Optimisation of Resource Allocation in Heterogeneous Wireless Networks Using Deep Reinforcement Learning
Oluwaseyi E Giwa (African Institute for Mathematical Sciences, South Africa & University of Cape Town, South Africa); Jonathan Shock (University of Cape Town, South Africa); Jaco Du Toit (Stellenbosch University, South Africa & Vodacom Group Limited, South Africa); Tobi Ebenezer Awodumila (University of Cape Town, South Africa)
Dynamic resource allocation in Open RAN (O-RAN) HetNets presents a complex optimisation challenge under varying user loads. We propose a Near-Real-Time RAN Intelligent Controller (Near-RT RIC) xApp utilising Deep Reinforcement Learning (DRL) to jointly optimise transmit power, bandwidth slicing, and user scheduling. Leveraging real-world network topologies, we benchmark Proximal Policy Optimisation (PPO) and Twin Delayed Deep Deterministic Policy Gradient (TD3) against standard heuristics. Our results demonstrate that the PPO-based xApp achieves a superior trade-off, reducing network energy consumption by up to (70%) in dense scenarios while improving user fairness by over \ (30% ) compared to throughput-greedy baselines. These findings validate the feasibility of centralised, energy-aware AI orchestration in future 6G architectures.

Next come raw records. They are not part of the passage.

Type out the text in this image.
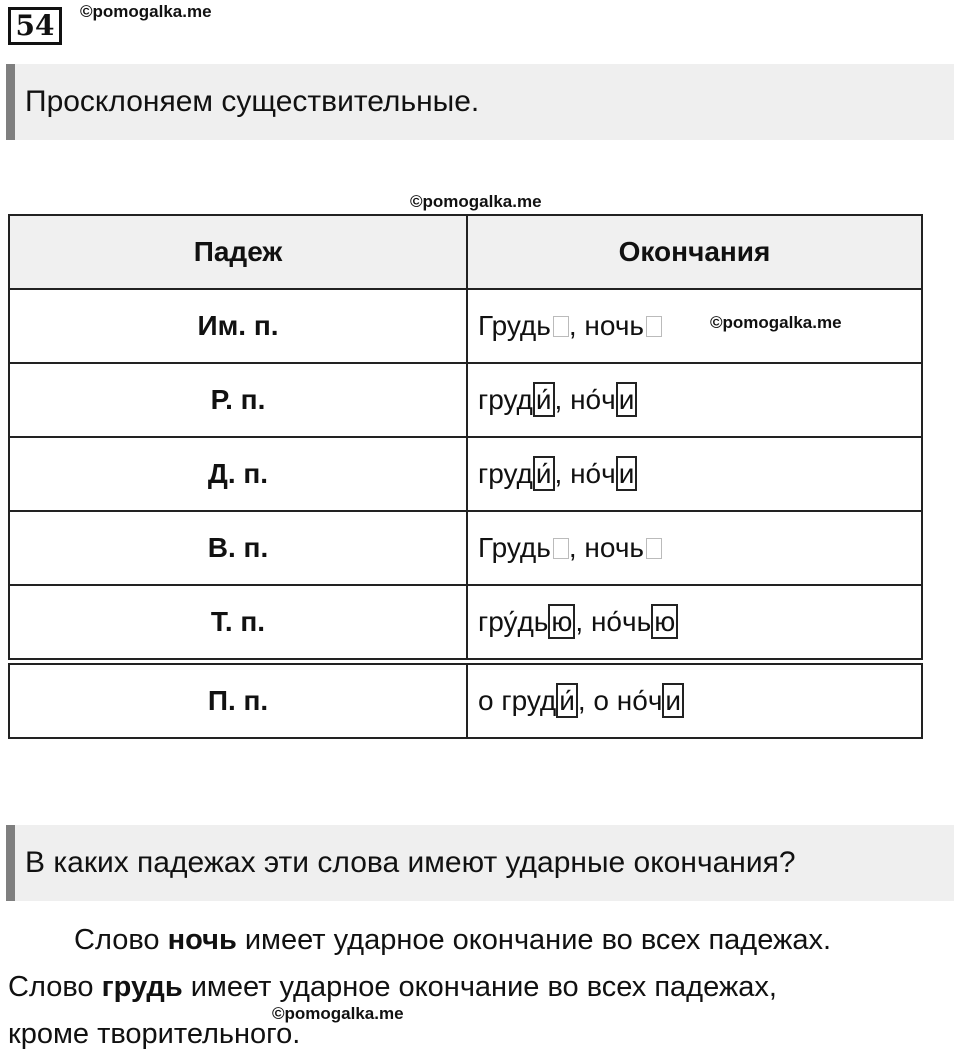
54	©pomogalka.me
Просклоняем существительные.
©pomogalka.me
Падеж	Окончания
Им. п.	Грудь , ночь
Р. п.	груд и́ , но́ч и
Д. п.	груд и́ , но́ч и
В. п.	Грудь , ночь
Т. п.	гру́дь ю , но́чь ю

П. п.	о груд и́ , о но́ч и
©pomogalka.me
В каких падежах эти слова имеют ударные окончания?
Слово ночь имеет ударное окончание во всех падежах.
Слово грудь имеет ударное окончание во всех падежах,
кроме творительного.
©pomogalka.me
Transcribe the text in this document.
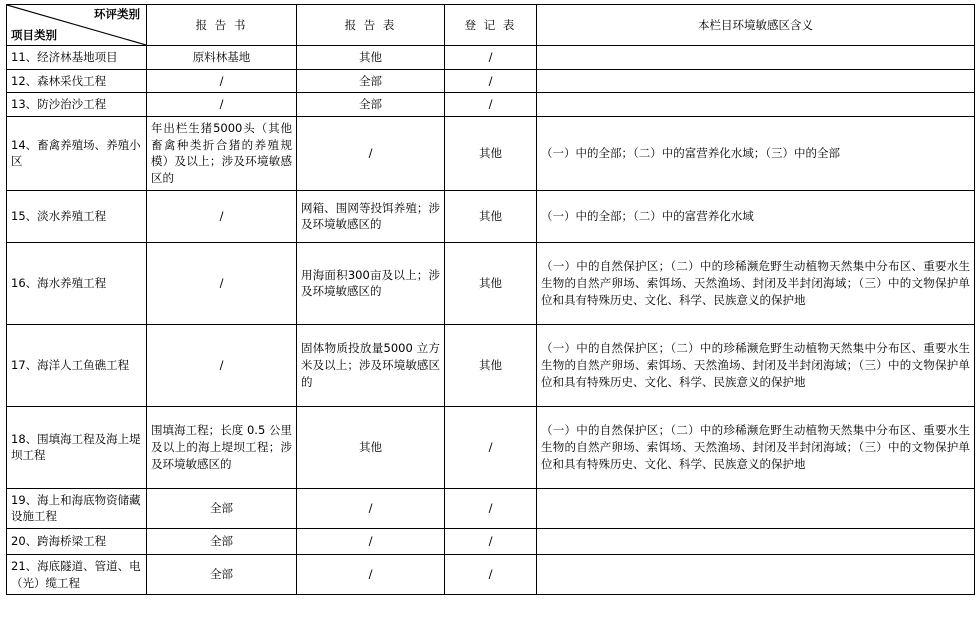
环评类别
项目类别	报 告 书	报 告 表	登 记 表	本栏目环境敏感区含义
11、经济林基地项目	原料林基地	其他	/	
12、森林采伐工程	/	全部	/	
13、防沙治沙工程	/	全部	/	
14、畜禽养殖场、养殖小区	年出栏生猪5000头（其他畜禽种类折合猪的养殖规模）及以上；涉及环境敏感区的	/	其他	（一）中的全部；（二）中的富营养化水域；（三）中的全部
15、淡水养殖工程	/	网箱、围网等投饵养殖；涉及环境敏感区的	其他	（一）中的全部；（二）中的富营养化水域
16、海水养殖工程	/	用海面积300亩及以上；涉及环境敏感区的	其他	（一）中的自然保护区；（二）中的珍稀濒危野生动植物天然集中分布区、重要水生生物的自然产卵场、索饵场、天然渔场、封闭及半封闭海域；（三）中的文物保护单位和具有特殊历史、文化、科学、民族意义的保护地
17、海洋人工鱼礁工程	/	固体物质投放量5000 立方米及以上；涉及环境敏感区的	其他	（一）中的自然保护区；（二）中的珍稀濒危野生动植物天然集中分布区、重要水生生物的自然产卵场、索饵场、天然渔场、封闭及半封闭海域；（三）中的文物保护单位和具有特殊历史、文化、科学、民族意义的保护地
18、围填海工程及海上堤坝工程	围填海工程；长度 0.5 公里及以上的海上堤坝工程；涉及环境敏感区的	其他	/	（一）中的自然保护区；（二）中的珍稀濒危野生动植物天然集中分布区、重要水生生物的自然产卵场、索饵场、天然渔场、封闭及半封闭海域；（三）中的文物保护单位和具有特殊历史、文化、科学、民族意义的保护地
19、海上和海底物资储藏设施工程	全部	/	/	
20、跨海桥梁工程	全部	/	/	
21、海底隧道、管道、电（光）缆工程	全部	/	/	
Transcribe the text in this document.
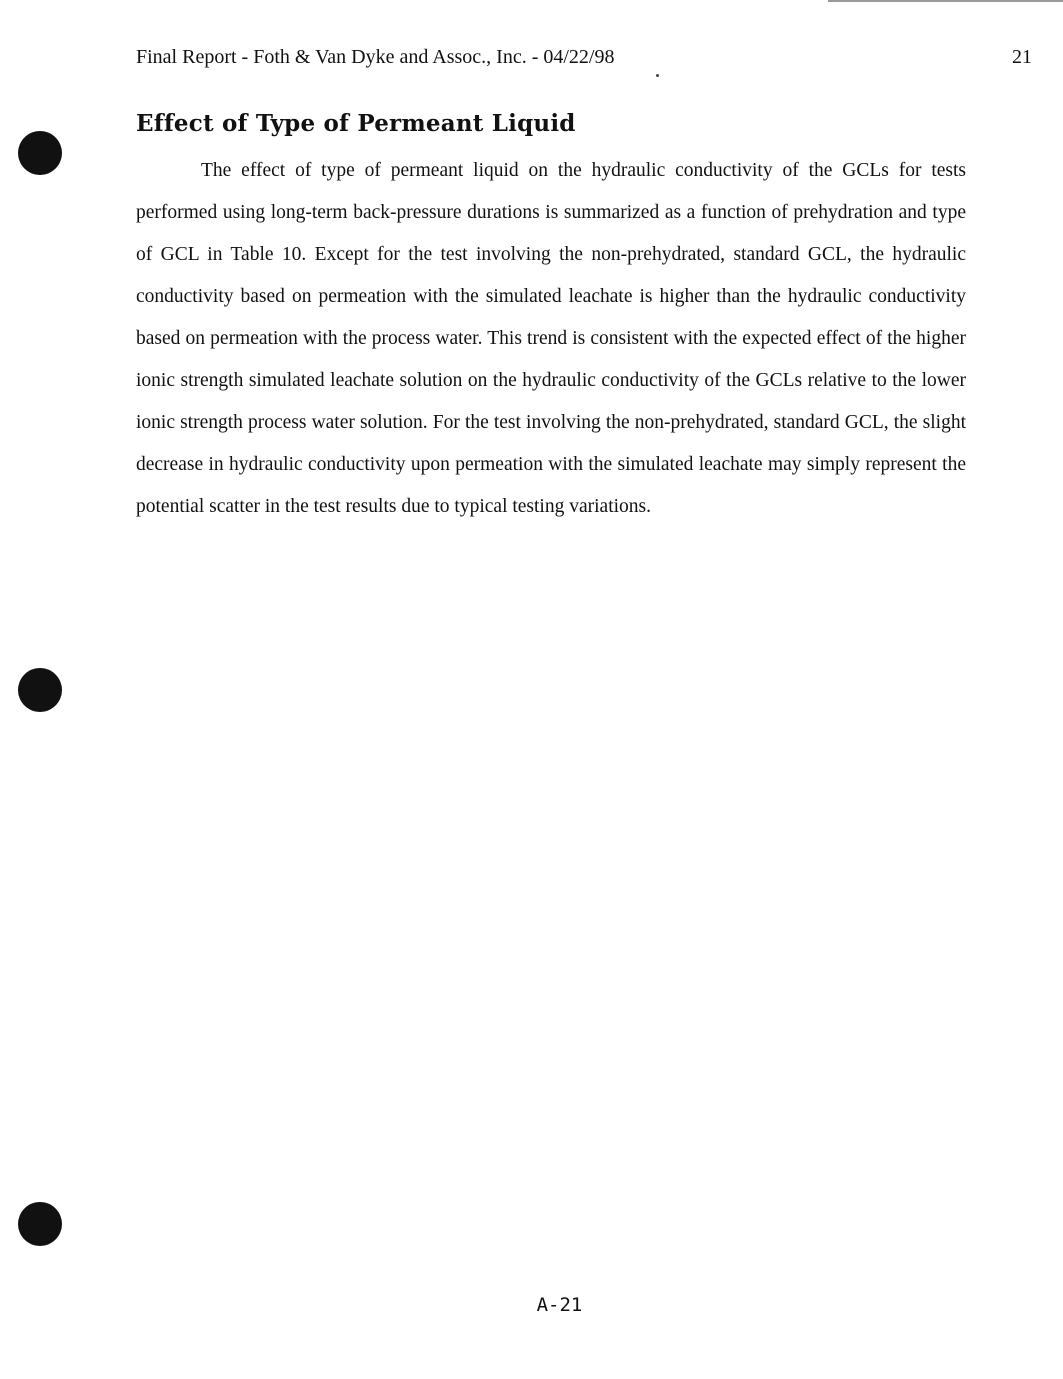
Final Report - Foth & Van Dyke and Assoc., Inc. - 04/22/98	21
Effect of Type of Permeant Liquid

The effect of type of permeant liquid on the hydraulic conductivity of the GCLs for tests performed using long-term back-pressure durations is summarized as a function of prehydration and type of GCL in Table 10. Except for the test involving the non-prehydrated, standard GCL, the hydraulic conductivity based on permeation with the simulated leachate is higher than the hydraulic conductivity based on permeation with the process water. This trend is consistent with the expected effect of the higher ionic strength simulated leachate solution on the hydraulic conductivity of the GCLs relative to the lower ionic strength process water solution. For the test involving the non-prehydrated, standard GCL, the slight decrease in hydraulic conductivity upon permeation with the simulated leachate may simply represent the potential scatter in the test results due to typical testing variations.

A-21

A Deep Reinforcement Learning Approach to Active Channel Sounding in 6G Networks
George J. Stamatakis (Foundation for Research and Technology-Hellas – FORTH, Greece); Grigorios Tsagkatakis and Nikolaos Petroulakis (FORTH, Greece)
The timely knowledge of channel state information at the receiver’s side will have a profound impact on the performance of 6G networks. Acquiring this information through active channel sounding introduces overhead to the network and can lead to excessive energy and bandwidth consumption. In this work, we formulate the problem of active channel sounding as a constrained sequential decision problem whereby the base station periodically decides whether it will transmit a Channel State Information Reference Signal to a user equipment associated with it or not. The objective of the base station is to maximize its throughput under hard resource constraints. We express the problem as a Partially Observed Markov Decision Process and utilize Deep Reinforcement Learning techniques to derive an approximately optimal channel sounding policy. Numerical results indicate that the optimal policy can improve the base station’s throughput compared to base-line policies, especially so in resource constrained scenarios.